Materials coming from window installations in Fendi boutiques are about to get a second life. The seductive allure of creative sustainability is at the centre of the latest project presented by Istituto Marangoni Firenze in collaboration with the LVMH’s Maison. DIS-CYCLING is the name of this unique program, launched under the creative direction of New York artist Sarah Coleman and involving students from Fashion Design, Multimedia Arts and Textile Innovation courses.
Sarah Coleman
“I am really excited to do this mentorship with all the people who are a part of it, especially the students. When I saw your portfolios, I was so blown away, it was really wonderful to see the passion that you guys have,” Sarah Coleman said during a kick-off meeting with a selection of students from the Florentine campus, who received a brief from the artist internationally renowned for making the upcycling of luxury accessories the philosophy of her work and who has joined the prestigious I’M Mentors of Istituto Marangoni Firenze this year.

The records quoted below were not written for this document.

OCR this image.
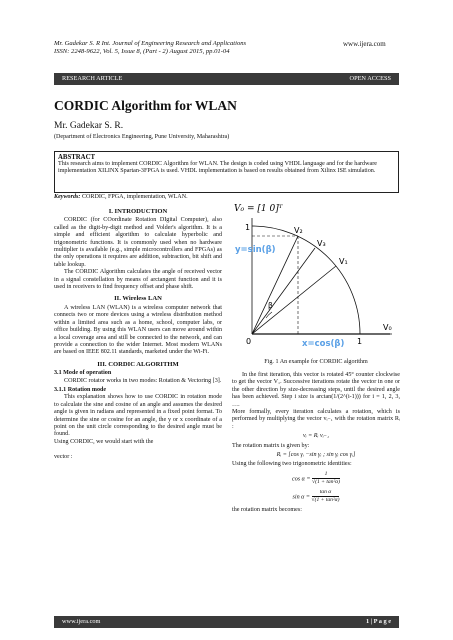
Mr. Gadekar S. R Int. Journal of Engineering Research and Applications
ISSN: 2248-9622, Vol. 5, Issue 8, (Part - 2) August 2015, pp.01-04
www.ijera.com
RESEARCH ARTICLE	OPEN ACCESS
CORDIC Algorithm for WLAN
Mr. Gadekar S. R.
(Department of Electronics Engineering, Pune University, Maharashtra)
ABSTRACT
This research aims to implement CORDIC Algorithm for WLAN. The design is coded using VHDL language and for the hardware implementation XILINX Spartan-3FPGA is used. VHDL implementation is based on results obtained from Xilinx ISE simulation.
Keywords: CORDIC, FPGA, implementation, WLAN.
I. INTRODUCTION

CORDIC (for COordinate Rotation DIgital Computer), also called as the digit-by-digit method and Volder's algorithm. It is a simple and efficient algorithm to calculate hyperbolic and trigonometric functions. It is commonly used when no hardware multiplier is available (e.g., simple microcontrollers and FPGAs) as the only operations it requires are addition, subtraction, bit shift and table lookup.

The CORDIC Algorithm calculates the angle of received vector in a signal constellation by means of arctangent function and it is used in receivers to find frequency offset and phase shift.

II. Wireless LAN

A wireless LAN (WLAN) is a wireless computer network that connects two or more devices using a wireless distribution method within a limited area such as a home, school, computer labs, or office building. By using this WLAN users can move around within a local coverage area and still be connected to the network, and can provide a connection to the wider Internet. Most modern WLANs are based on IEEE 802.11 standards, marketed under the Wi-Fi.

III. CORDIC ALGORITHM
3.1 Mode of operation

CORDIC rotator works in two modes: Rotation & Vectoring [3].

3.1.1 Rotation mode

This explanation shows how to use CORDIC in rotation mode to calculate the sine and cosine of an angle and assumes the desired angle is given in radians and represented in a fixed point format. To determine the sine or cosine for an angle, the y or x coordinate of a point on the unit circle corresponding to the desired angle must be found.

Using CORDIC, we would start with the
vector :
V₀ = [1 0]ᵀ
1
0	1
y=sin(β)
x=cos(β)
V₂
V₃
V₁
V₀
β
Fig. 1 An example for CORDIC algorithm

In the first iteration, this vector is rotated 45° counter clockwise to get the vector V₁. Successive iterations rotate the vector in one or the other direction by size-decreasing steps, until the desired angle has been achieved. Step i size is arctan(1/(2^(i-1))) for i = 1, 2, 3, ….

More formally, every iteration calculates a rotation, which is performed by multiplying the vector vᵢ₋₁ with the rotation matrix Rᵢ :
vᵢ = Rᵢ vᵢ₋₁
The rotation matrix is given by:
Rᵢ = [cos γᵢ −sin γᵢ ; sin γᵢ cos γᵢ]
Using the following two trigonometric identities:
$\cos \alpha = \frac{1}{\text{√(1 + tan²α)}}$
$\sin \alpha = \frac{\text{tan α}}{\text{√(1 + tan²α)}}$
the rotation matrix becomes:
www.ijera.com	1 | P a g e
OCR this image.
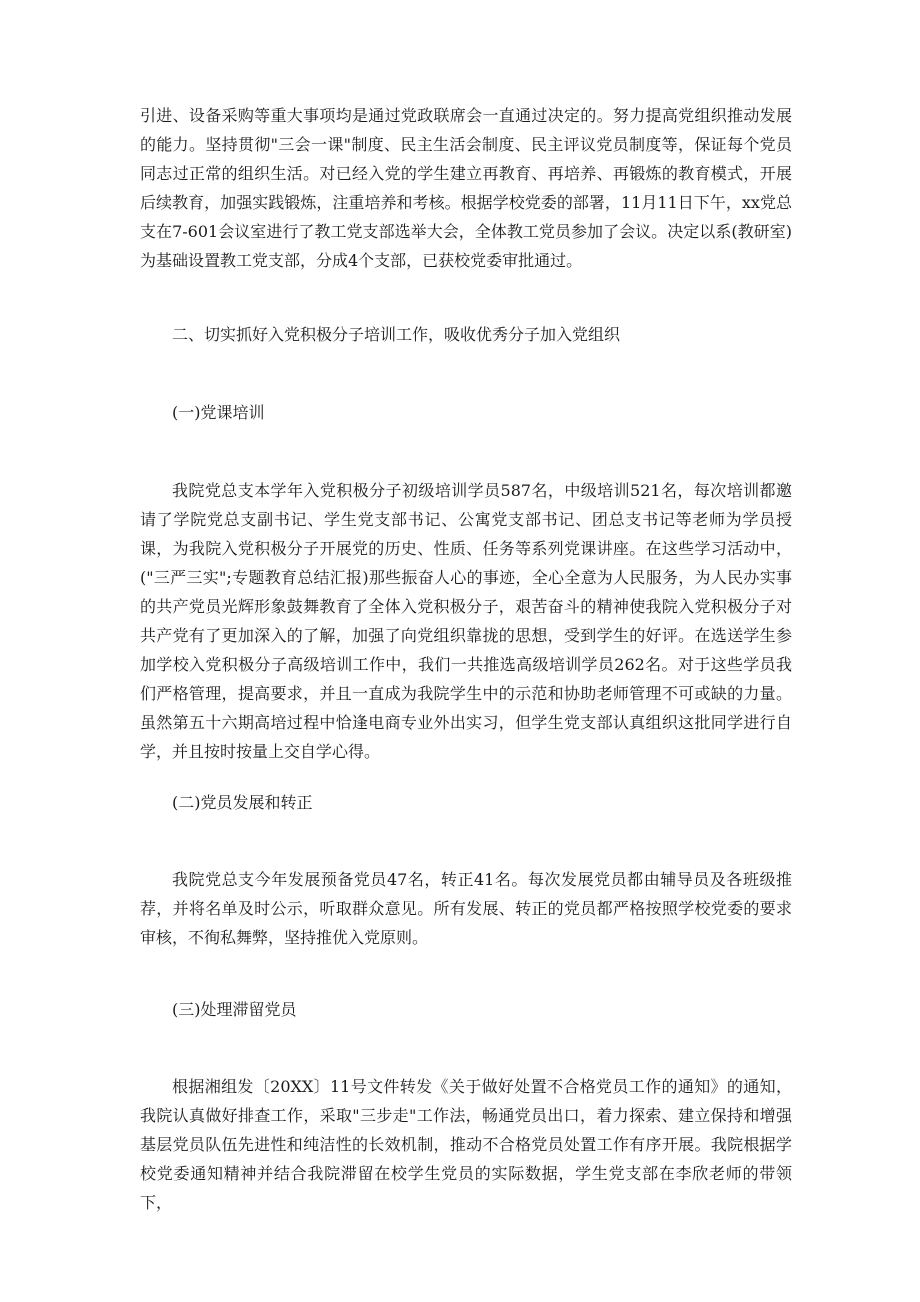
引进、设备采购等重大事项均是通过党政联席会一直通过决定的。努力提高党组织推动发展的能力。坚持贯彻"三会一课"制度、民主生活会制度、民主评议党员制度等，保证每个党员同志过正常的组织生活。对已经入党的学生建立再教育、再培养、再锻炼的教育模式，开展后续教育，加强实践锻炼，注重培养和考核。根据学校党委的部署，11月11日下午，xx党总支在7-601会议室进行了教工党支部选举大会，全体教工党员参加了会议。决定以系(教研室)为基础设置教工党支部，分成4个支部，已获校党委审批通过。

二、切实抓好入党积极分子培训工作，吸收优秀分子加入党组织

(一)党课培训

我院党总支本学年入党积极分子初级培训学员587名，中级培训521名，每次培训都邀请了学院党总支副书记、学生党支部书记、公寓党支部书记、团总支书记等老师为学员授课，为我院入党积极分子开展党的历史、性质、任务等系列党课讲座。在这些学习活动中，("三严三实";专题教育总结汇报)那些振奋人心的事迹，全心全意为人民服务，为人民办实事的共产党员光辉形象鼓舞教育了全体入党积极分子，艰苦奋斗的精神使我院入党积极分子对共产党有了更加深入的了解，加强了向党组织靠拢的思想，受到学生的好评。在选送学生参加学校入党积极分子高级培训工作中，我们一共推选高级培训学员262名。对于这些学员我们严格管理，提高要求，并且一直成为我院学生中的示范和协助老师管理不可或缺的力量。虽然第五十六期高培过程中恰逢电商专业外出实习，但学生党支部认真组织这批同学进行自学，并且按时按量上交自学心得。

(二)党员发展和转正

我院党总支今年发展预备党员47名，转正41名。每次发展党员都由辅导员及各班级推荐，并将名单及时公示，听取群众意见。所有发展、转正的党员都严格按照学校党委的要求审核，不徇私舞弊，坚持推优入党原则。

(三)处理滞留党员

根据湘组发〔20XX〕11号文件转发《关于做好处置不合格党员工作的通知》的通知，我院认真做好排查工作，采取"三步走"工作法，畅通党员出口，着力探索、建立保持和增强基层党员队伍先进性和纯洁性的长效机制，推动不合格党员处置工作有序开展。我院根据学校党委通知精神并结合我院滞留在校学生党员的实际数据，学生党支部在李欣老师的带领下，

“We hear about sustainability all the time now, because we are obviously in a real crisis. I feel like we have been for a very long time. Since I was a child, I have always found myself very connected with the environment. Animals and nature have always been something very important to me. I never decided that I wanted to be an artist to repurposed materials, it just happened naturally,” Coleman explained. “Since I was a little kid, back at my dad’s place, I started seeing the stuff in his house as my art room. He didn’t have a set up for a child who was really creative and wanted to make stuff all the time, so I started wondering “How can I make this object that is intended for adult use into something else?”. Now he is probably more excited than he was when I was younger.”
Sarah Coleman
The project places the material at the centre of a creative process of recovering materials previously used in Fendi’s window installations, thinking about how to deconstruct them so they can find new life as artworks and in entirely new contexts.
The project will also be made possible by collaborating with Pardgroup, a historical Italian brand that handles the window change-out operations of all the brand’s European flagship stores.
This creative, interdisciplinary project will include online and in-person meetings with Fendi managers and tutors from the Florence school, who will support young talented students in all the stages of creating an art installation that brings matter and digital together.
Sarah Coleman
The program is divided into two parts. The first one will include group brainstorming, starting with workshops with the tutors, who will put together the teams as soon as the students get to know each other and their different skills. Finally, Mentor Sarah Coleman will reach Florence to work alongside the students on their ideas, supporting them with their works’ conception, development and final execution.
Her expectations of the project? “I know that it will be better than we even imagine,” she stated during the meeting. “I saw your work and I think there is so much talent and that we are going to create something really amazing. I know that everyone has his skills set that they are tight to, but each group should have someone that really loves to get their hands dirty a little bit,” Sarah Coleman anticipated. “I am so excited to meet you guys in person and I am here if you need me! I love to connect with people and create something that we can be proud of and that is very meaningful to us.”
Sarah Coleman
The final works will be showcased in autumn at the Fendi Factory exhibition space in Capannuccia (Bagno a Ripoli, Florence). They will be a symbol and, at the same time, the result of an increasingly integrated approach to sustainability.
“We started working together with Fendi during the pandemic, in the summer of 2020, such a terrifying, unknown and scary time. While working with them it really became clear to me that there was so much room to create anything, and nothing ever is too much or too crazy», the artist said. “They really want to push ourselves to create something that we are really proud of and exhibit whatever message or feeling. And so, I want you to feel very proud at the end of the project and I really want to be open and available to you guys. Feel free to use me as a soundboard for your ideas and share anything with me. I am really open to listening to you, because it is very clear that you guys have a real talent and a lot of passion for what you do,” Sarah Coleman concluded.